- Bank of Namibia Holds Rates as Iran War Darkens the Outlook
Namibia’s central bank has kept its benchmark interest rate unchanged at 6.50%, saying the direct inflation impact of the Iran war has not yet materialised in local price data even as the conflict worsens the outlook for growth and inflation through higher global energy costs.
The decision marks the third consecutive meeting at which the Bank of Namibia has held its repo rate steady, reflecting a cautious “wait-and-see” stance as policymakers monitor whether the conflict-driven shock to oil and shipping costs filters into domestic inflation and broader financial conditions.

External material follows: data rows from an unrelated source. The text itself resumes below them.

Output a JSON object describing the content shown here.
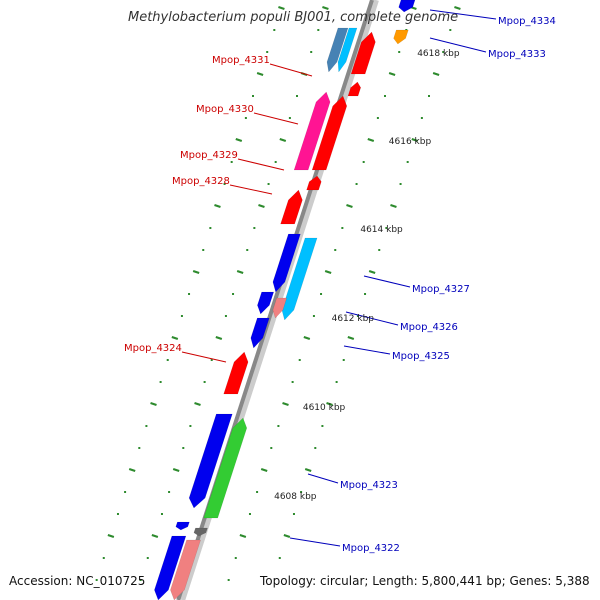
{
  "title": "Methylobacterium populi BJ001, complete genome",
  "accession": "Accession: NC_010725",
  "topology": "Topology: circular; Length: 5,800,441 bp; Genes: 5,388",
  "colors": {
    "backbone": "#888888",
    "tick": "#2e8b2e",
    "left_label": "#cc0000",
    "right_label": "#0000bb",
    "red": "#ff0000",
    "blue": "#0000ee",
    "magenta": "#ff1493",
    "cyan": "#00bfff",
    "steel": "#4682b4",
    "green": "#33cc33",
    "pink": "#f08080",
    "orange": "#ff9900",
    "gray": "#666666"
  },
  "scale_labels": [
    "4618 kbp",
    "4616 kbp",
    "4614 kbp",
    "4612 kbp",
    "4610 kbp",
    "4608 kbp"
  ],
  "left_genes": [
    "Mpop_4331",
    "Mpop_4330",
    "Mpop_4329",
    "Mpop_4328",
    "Mpop_4324"
  ],
  "right_genes": [
    "Mpop_4334",
    "Mpop_4333",
    "Mpop_4327",
    "Mpop_4326",
    "Mpop_4325",
    "Mpop_4323",
    "Mpop_4322"
  ]
}
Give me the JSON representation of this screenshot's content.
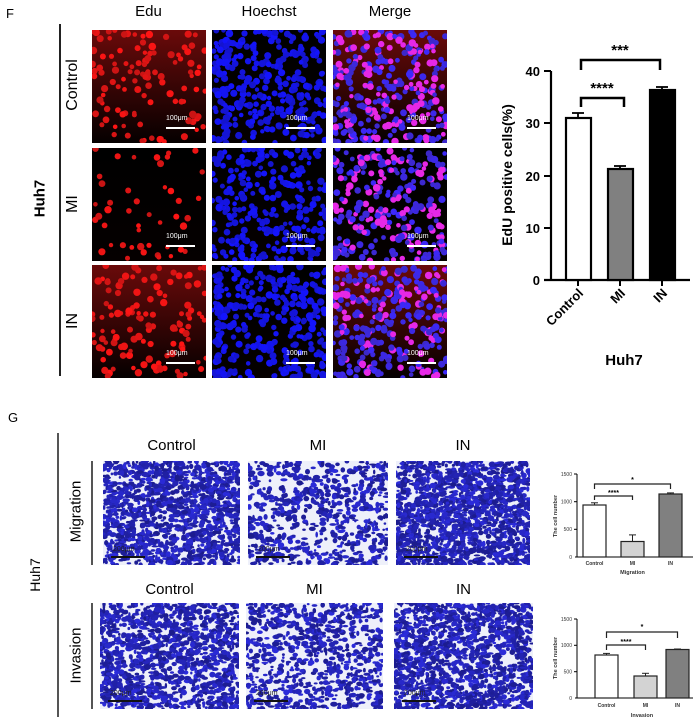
{
  "panel_F": {
    "letter": "F",
    "group_label": "Huh7",
    "columns": [
      "Edu",
      "Hoechst",
      "Merge"
    ],
    "rows": [
      "Control",
      "MI",
      "IN"
    ],
    "scale_label": "100μm"
  },
  "panel_G": {
    "letter": "G",
    "group_label": "Huh7",
    "columns": [
      "Control",
      "MI",
      "IN"
    ],
    "rows": [
      "Migration",
      "Invasion"
    ],
    "scale_label": "200μm"
  },
  "chart_data": [
    {
      "id": "F-edu",
      "type": "bar",
      "title": "",
      "categories": [
        "Control",
        "MI",
        "IN"
      ],
      "values": [
        30.8,
        21.2,
        36.2
      ],
      "errors": [
        1.0,
        0.6,
        0.6
      ],
      "bar_colors": [
        "#ffffff",
        "#808080",
        "#000000"
      ],
      "xlabel": "Huh7",
      "ylabel": "EdU positive cells(%)",
      "ylim": [
        0,
        40
      ],
      "yticks": [
        0,
        10,
        20,
        30,
        40
      ],
      "significance": [
        {
          "from": "Control",
          "to": "MI",
          "label": "****"
        },
        {
          "from": "Control",
          "to": "IN",
          "label": "***"
        }
      ],
      "grid": false
    },
    {
      "id": "G-migration",
      "type": "bar",
      "title": "",
      "categories": [
        "Control",
        "MI",
        "IN"
      ],
      "values": [
        940,
        280,
        1140
      ],
      "errors": [
        40,
        120,
        20
      ],
      "bar_colors": [
        "#ffffff",
        "#d3d3d3",
        "#808080"
      ],
      "xlabel": "Migration",
      "ylabel": "The cell number",
      "ylim": [
        0,
        1500
      ],
      "yticks": [
        0,
        500,
        1000,
        1500
      ],
      "significance": [
        {
          "from": "Control",
          "to": "MI",
          "label": "****"
        },
        {
          "from": "Control",
          "to": "IN",
          "label": "*"
        }
      ],
      "grid": false
    },
    {
      "id": "G-invasion",
      "type": "bar",
      "title": "",
      "categories": [
        "Control",
        "MI",
        "IN"
      ],
      "values": [
        810,
        420,
        920
      ],
      "errors": [
        30,
        50,
        10
      ],
      "bar_colors": [
        "#ffffff",
        "#d3d3d3",
        "#808080"
      ],
      "xlabel": "Invasion",
      "ylabel": "The cell number",
      "ylim": [
        0,
        1500
      ],
      "yticks": [
        0,
        500,
        1000,
        1500
      ],
      "significance": [
        {
          "from": "Control",
          "to": "MI",
          "label": "****"
        },
        {
          "from": "Control",
          "to": "IN",
          "label": "*"
        }
      ],
      "grid": false
    }
  ]
}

Annual inflation slowed to 2.1% in March, down from 2.4% in February, the lowest reading since 2020, although the central bank expects inflation to rise again in coming months. The latest data allows the Bank some near-term room to keep rates unchanged, but officials made clear that risks are moving in one direction.
“Risks to the domestic inflation outlook remain tilted to the upside, notably through potential increases in administered prices, exchange rate volatility, and the spillover effects of the prolonged war in the Middle East,” Governor Ebson Uanguta told a press conference after the decision.
Namibia’s government has already moved to cushion households and firms from fuel-driven price pressure, cutting fuel levies by 50% for at least three months through the end of June, in response to the global energy price surge triggered by the U.S.-Israeli war against Iran, Reuters reported.
Even with the levy relief, the Bank raised its inflation forecast for 2026. It now expects inflation to average 3.7% this year, up from the 3.5% projection issued at its previous meeting in February. The revision underscores the central challenge facing many emerging and frontier central banks: inflation can remain subdued in headline terms, but external shocks, particularly energy and currency channels can quickly change the trajectory.
The growth picture is also deteriorating. Earlier this month, the Bank of Namibia lowered its growth forecasts for this year and next, citing weaker-than-expected performance in primary industries, especially metals and diamond mining, a key driver of export earnings and fiscal revenues.
For investors, the decision reinforces Namibia’s tight policy constraints. The country’s monetary policy typically mirrors South Africa’s because the Namibian dollar is pegged one-to-one with the rand and the two economies are closely linked. South Africa’s central bank last held its key rate at 6.75%, narrowing the scope for Namibia to break away even if domestic inflation appears benign.
That peg discipline is both protection and constraint. It anchors Namibia’s inflation expectations and limits extreme exchange-rate swings, but it also means the Bank must keep one eye on Johannesburg and global capital flows, particularly during periods of geopolitical stress when risk appetite can shift quickly.
The Iran war is now adding a new layer of complexity. If energy prices remain elevated, the inflation impulse is likely to arrive with a lag, transmitted through transport costs, electricity tariffs, and imported goods. The central bank’s signal is that it is not reacting prematurely, but it is positioning the market to expect a tougher stance if inflation pressures become more visible.